That’s a lot of California hometowns, including two in the Bay Area, so you know you should all move out here to California.
Danger Garden visited the Ruth Bancroft Garden in Walnut Creek and a lot of photos were taken. How many?
I had no idea I took over a hundred photographs that day. The garden is just that inspiring.
Click through for all the sunny succulents in all their sunny glory. As seen by Danger Garden of course. There were Yuccas and Agaves in bloom. If you don’t want to click through to see all the pictures, then get yourself over to the gardens and see them in person.
Something called NWA Online has an important message for its readers.
What’s to love: Succulent plants are rather trendy at the moment.
Indeed! Thank you, NWA Online. Now we know.
We don’t post warnings at the front of our nursery that there might be cactus inside. You know, beware of the cactus, since the name of the nursery is Cactus Jungle, after all. But what about on a desert hiking trail? A letter to the editor of the Carlsbad Patch:
While walking with my family down by the south east end of the Lagoon in Carlsbad Agua Hedionda and my youngest son was attacked by what is known as jumping cactus. Having grown up here in Carlsbad and hiked that whole area since I was young I’ve never seen such a cactus. It was vicious to dislodge from his leg….
I think there should be a warning sign in the area…
Although it’s not the largest saguaro ever discovered, the colossal specimen along the Dutchman’s Trail in the Superstition Wilderness is a commanding presence. Balancing a massive, Medusa-like crown of spiny arms and isolated in a landscape where neighboring saguaros sport more modest profiles, this impressive plant grabs the spotlight.
But, it might not stand for much longer. An ominous gray scale on its north side and what appears to be a lightning strike in its core may spell its doom…
And then there’s the whole location and hike and map and description information so you too can go and see this mountainous cactus before its gone.
The hike begins at the Peralta Trailhead on Bluff Spring Trail…
Apparently a local Landscape firm in Austin, TX has now opened a Succulent Store.

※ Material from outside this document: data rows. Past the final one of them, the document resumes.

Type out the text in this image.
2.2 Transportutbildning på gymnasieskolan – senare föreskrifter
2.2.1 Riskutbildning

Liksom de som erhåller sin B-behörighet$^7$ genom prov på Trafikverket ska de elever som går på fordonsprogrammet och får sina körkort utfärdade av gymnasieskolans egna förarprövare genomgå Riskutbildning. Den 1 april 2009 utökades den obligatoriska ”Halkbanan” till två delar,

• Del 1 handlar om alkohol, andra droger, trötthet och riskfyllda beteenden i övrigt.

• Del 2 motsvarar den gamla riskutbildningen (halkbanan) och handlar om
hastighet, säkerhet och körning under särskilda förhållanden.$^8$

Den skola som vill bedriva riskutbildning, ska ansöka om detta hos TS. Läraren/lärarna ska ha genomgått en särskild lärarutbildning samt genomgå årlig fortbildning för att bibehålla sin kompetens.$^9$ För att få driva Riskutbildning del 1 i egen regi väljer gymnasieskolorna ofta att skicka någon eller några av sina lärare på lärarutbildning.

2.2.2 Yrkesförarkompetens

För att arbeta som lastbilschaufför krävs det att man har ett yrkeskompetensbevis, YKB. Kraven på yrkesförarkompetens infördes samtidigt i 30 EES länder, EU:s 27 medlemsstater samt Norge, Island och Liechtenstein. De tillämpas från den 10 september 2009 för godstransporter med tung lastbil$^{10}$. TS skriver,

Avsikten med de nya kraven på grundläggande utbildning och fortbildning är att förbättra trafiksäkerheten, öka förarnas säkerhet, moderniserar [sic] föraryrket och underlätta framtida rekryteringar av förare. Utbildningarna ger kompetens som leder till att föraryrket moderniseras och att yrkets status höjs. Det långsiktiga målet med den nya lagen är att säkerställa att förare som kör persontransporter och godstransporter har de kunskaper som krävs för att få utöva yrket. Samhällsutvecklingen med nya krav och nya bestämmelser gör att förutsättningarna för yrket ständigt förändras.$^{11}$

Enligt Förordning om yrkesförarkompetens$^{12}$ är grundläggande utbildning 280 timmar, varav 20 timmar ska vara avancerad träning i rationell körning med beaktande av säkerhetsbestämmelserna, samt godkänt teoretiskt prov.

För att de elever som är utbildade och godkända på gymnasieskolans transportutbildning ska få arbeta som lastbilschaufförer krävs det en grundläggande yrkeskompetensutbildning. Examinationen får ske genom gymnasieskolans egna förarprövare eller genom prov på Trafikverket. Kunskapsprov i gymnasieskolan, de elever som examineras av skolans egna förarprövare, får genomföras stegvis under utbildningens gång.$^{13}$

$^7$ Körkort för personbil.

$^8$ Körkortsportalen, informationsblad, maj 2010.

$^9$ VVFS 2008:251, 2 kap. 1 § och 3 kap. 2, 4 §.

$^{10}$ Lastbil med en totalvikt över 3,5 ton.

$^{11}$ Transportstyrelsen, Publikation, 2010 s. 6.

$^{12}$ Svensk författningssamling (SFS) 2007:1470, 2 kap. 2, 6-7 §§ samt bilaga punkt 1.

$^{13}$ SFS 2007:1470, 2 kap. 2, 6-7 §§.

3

If an alien race were to land in Austin for the purpose of surveying our dynamic with our natural world, they might surmise that Austinites in particular have a symbiotic relationship with succulents, as it appears nearly no stylish home or business can be caught without a sweet succulent adorning a corner, tabletop, window sill or bedside table….
Austin residents have a recent reason to rejoice (whether you love succulents or not): Austin landscape design + build firm Big Red Sun has reopened their nursery… at 1311 E. Cesar Chavez St. at Navasota.
Nice frontage. I’ll check them out next time I’m in Austin. It’s been a few years.
Danger Garden has lots of pictures of The Vercler Castle in winter. Cold, and scenic.
Of course, it’s more a ramshackle brick house than a castle, but that’s part of its charm!